25.Bölüm
" Hayatın istenmeyenevlatları"
Dış ses.
Helikopter havalandı. Bulutların arasında kayboldu. Efe ve Atalay kalplerini bir helikopterin içinde bilinmeyene doğru yolladılar.
Aşk birazda sevdiğin için sevdandan vazgeçmek değil midir? O iyi olsun, mutlu olsun diye, bile bile büyük bir ıstırabı göğüslemek değil midir?
İlaçların etkisi ile kızlar derin bir uykuya daldı. Gözlerini açtıklarında tanımadıkları insanlarla dolu, yabancı bir evdeydiler.
Bahçede, sokakta, her yerde korumalarla donatılmış görünmez bir duvarın içindeydiler.
Naz kalktı yattığı yataktan. Işığı açtı. Hava kararmıştı. İlk önce bir bekledi. Efeyi bekledi. Ama gelmedi.
Kalktı odanın içindeki banyoya baktı. Ama orda da bulamadı. Gözünden bir damla yaş süzüldü. Ağır adımlarla giyinme odasına ilerledi. Elleri titreye titreye kapı kolunu kavradı.
Bir yandan da "Allahım nolur onu benden alma. Daha yeni buldum. Onuda alma elimden. Burda olsun. Yanımda olsun. Sadece kaçtığımız için bir ceza vermek istemiş olsun" diye dua ediyordu.
En sonunda açtı kapıyı. Ama yine aradığı kişi yoktu. Oda tıka basa kıyafet, ayakkabı, takı gibi şeylerle doluydu. Ama onun istediği bu değildi. O bunların hiçbirini istemiyordu ki. O sadece Efeyi istiyordu.

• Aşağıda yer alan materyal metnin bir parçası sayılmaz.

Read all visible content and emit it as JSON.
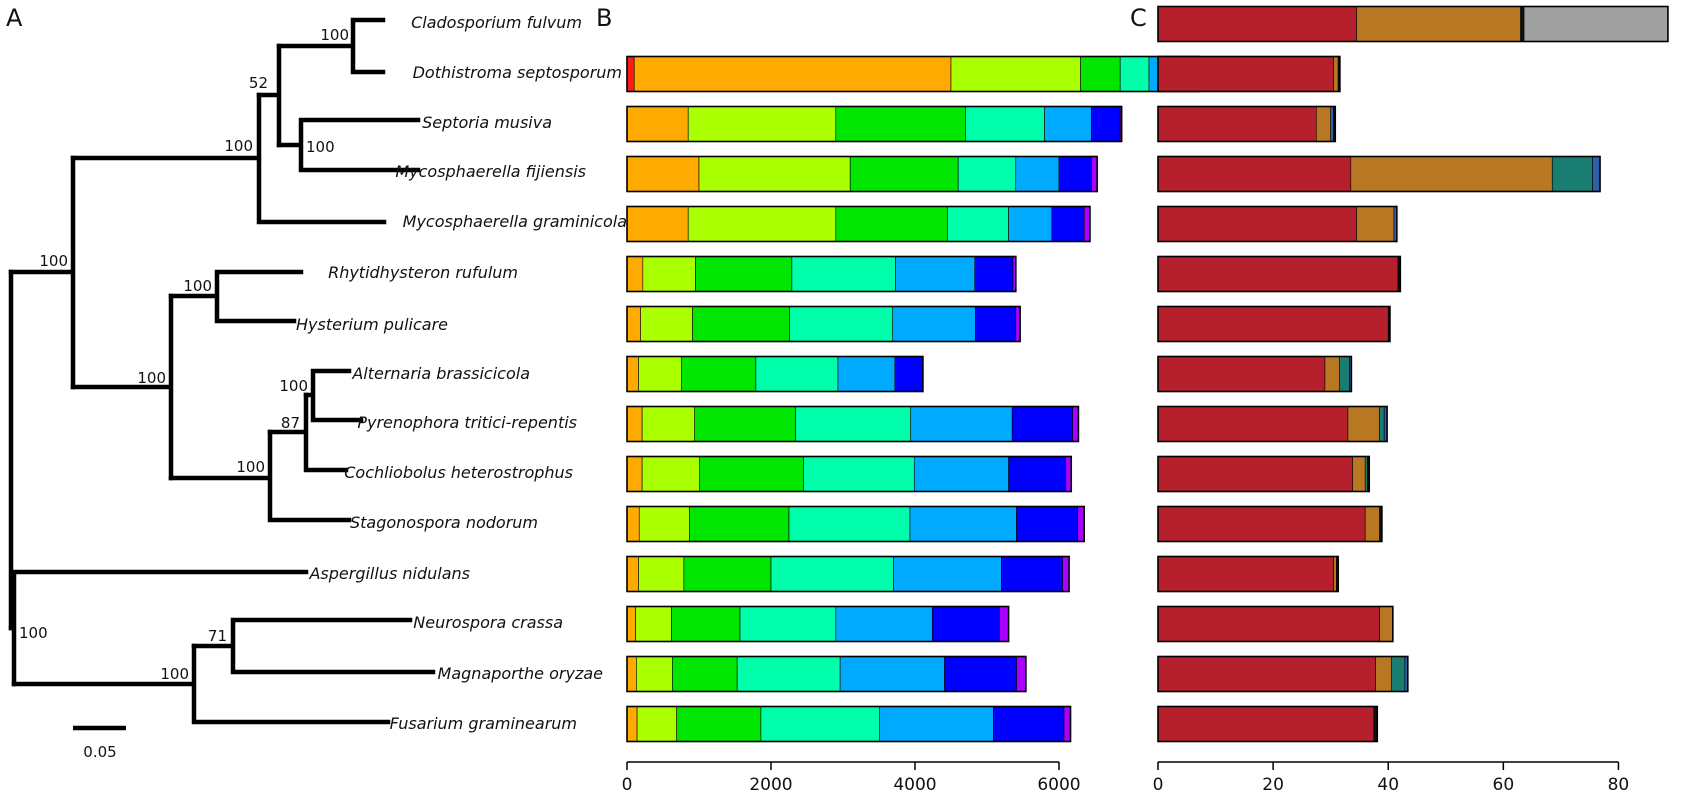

Müptelası olduğu kahve kokusunu istiyordu. O sıcacık göğsüne başını koyup dinlenmek istiyordu. Yine kucağına alıp ayağını yerden kessin istiyordu. Yine kırılgan bir cama dokunur gibi elini tutsun istiyordu. Yine dünyanın en değerli şeyine bakar gibi baksın istiyordu. Yine herkesten özel olduğunu hissettirsin istiyordu. Yine onunla olmak istiyordu.
Derin bir nefes verdi. Nefesini kontrol altına almaya çalıştı. Bir süre çok heyecanlanmasa iyi olurdu. Nefesi tıkanıyor, oksijen maskesine ihtiyaç duyuyordu.
Ama ona iyi gelecek oksijen maskesi değildi. Müptelası olduğu kahve kokusuydu. Niye kimse bunu görmüyordu? Niye kimse onu anlamak istemiyordu?
Yavaş adımlarla çıktı odadan. Upuzun bir koridorla karşılaştı. İkinci kattı burası.
Lena nerdeydi? Odası hangisiydi bunların? Sahi ya hangi şehirdi burası? Nereye postalamışlardı onları?
"Bir isteğiniz mi var? Yardımcı olabilir miyim?" bu Efe'nin evindeki yardımcı değil miydi? Annesiyle birlikte çalışan. Yıllardır yanlarında olan. Hatta teyze diye seslendikleri.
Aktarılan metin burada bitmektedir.